Thanks for sharing that. To make sure your assumptions are the actual issue? Do you have an x-request-id from one of the 429 responses you’ve received recently, preferably from one of your development stores. I can check our logs to confirm this is the case.
From there, my SEO knowledge is probably average, so I’m not fully aware of how other SEO tools that do similar scraping manage this. One thought is to see if it would work to use the API to get the bulk of the information you need and then scrape to fill in the gaps? Alternatively, use webhooks (like product update, collection update, etc) to help narrow down just the resources that may need to be re-scraped.
It may be worth testing to see if updating the shops robot.txt to allow your crawler may help as well. Customize robots.txt
I’ve been watching the 429 issues for a few days now. It really looks like you guys ramped up the “aggressivity meter”. Can you check back with the team responsible and confirm or deny this?
1 Like
Having similar issues using Screaming Frog. Seems like 429 errors are getting way more aggressive.
Hey Kevin, do you have a request id from one of these responses to help us pinpoint one of these occurrences?
Sadly I can’t provide you with request ids at the moment, but requests originated from 2001:4860:7:610::fb / 62.143.48.37 for store https://schleiftitan.myshopify.com/
Will try to gather more from team.
Kevin 
1 Like
When we use CURL - there are no request ids. It’s not part of the API. Its direct server access to the webpage. That’s why screaming frog would have similar issues.
Would there be anything to identify this request that’s being sent with the 429 error you are seeing?
Kyle, this issue can only be addressed by asking the team responsible for setting the HTTP 429 Error codes on the merchants sites, if they have recently modified it.

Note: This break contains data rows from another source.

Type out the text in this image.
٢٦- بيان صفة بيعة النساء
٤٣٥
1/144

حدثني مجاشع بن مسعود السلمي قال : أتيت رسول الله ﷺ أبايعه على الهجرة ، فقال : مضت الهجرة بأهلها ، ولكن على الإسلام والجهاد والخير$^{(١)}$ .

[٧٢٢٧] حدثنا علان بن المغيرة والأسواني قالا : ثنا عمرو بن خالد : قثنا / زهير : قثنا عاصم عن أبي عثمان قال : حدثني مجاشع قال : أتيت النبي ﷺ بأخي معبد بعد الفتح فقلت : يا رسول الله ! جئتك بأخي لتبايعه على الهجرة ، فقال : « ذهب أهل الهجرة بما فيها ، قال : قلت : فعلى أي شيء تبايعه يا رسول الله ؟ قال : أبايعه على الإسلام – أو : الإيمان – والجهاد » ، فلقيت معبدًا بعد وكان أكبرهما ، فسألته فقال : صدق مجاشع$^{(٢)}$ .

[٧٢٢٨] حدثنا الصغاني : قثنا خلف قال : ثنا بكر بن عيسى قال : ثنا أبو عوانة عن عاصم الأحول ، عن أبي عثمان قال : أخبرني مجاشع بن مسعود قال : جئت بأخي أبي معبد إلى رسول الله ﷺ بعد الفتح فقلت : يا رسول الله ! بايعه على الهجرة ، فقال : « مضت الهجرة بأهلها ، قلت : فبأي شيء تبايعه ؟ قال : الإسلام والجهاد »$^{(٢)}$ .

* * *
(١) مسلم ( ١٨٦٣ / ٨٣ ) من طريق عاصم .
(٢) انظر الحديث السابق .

They may have only done so on the ‘.myshopify.com’ domains. They may also be interested to know that it is causing some issues.
We would like to know what they say about it.
You personally, would have no knowledge of this, it wouldn’t be written in any docs, and you wouldn’t be able to detect this issue since you don’t seem to know what an HTTP 429 error code is, or how to generate one. ie. you need to use curl from a server to make GET calls to a merchant website domain.
Do any questions from this forum reach any of the responsible teams? You can’t possibly be able to answer all these questions yourself, without consulting with others, right?
Thanks again for the additional context Jason. Happy to unpack this further:
You are 100% right, there’s no way I could possibly answer every question without help. In this case, our storefront team has reviewed this thread. They noted there is room for improvement in our docs around rate limits. With that in mind, they have the following suggestions:
- implement pacing on your crawl rate
- correctly advertise your User-Agent (do not hide it)
- apply to cloudflare’s verified bots registry
I would like to share a little context around our internal processes to assure you that questions we respond to aren’t ignored and going off in to the void.
Before bringing issues to our developers, we want to ensure we have as much context as we can gather. Replicating when possible, and finding details in our logs when replication isn’t possible. This ensures we are getting the issue to the correct team and that they have all the necessary details to address it properly. In this case, while I now realize you don’t have clean response headers like with an API request (thank you), details like user-agent, the URL being crawled and a timestamp could have still helped us narrow this down.
Let me know if there’s any other way I can help.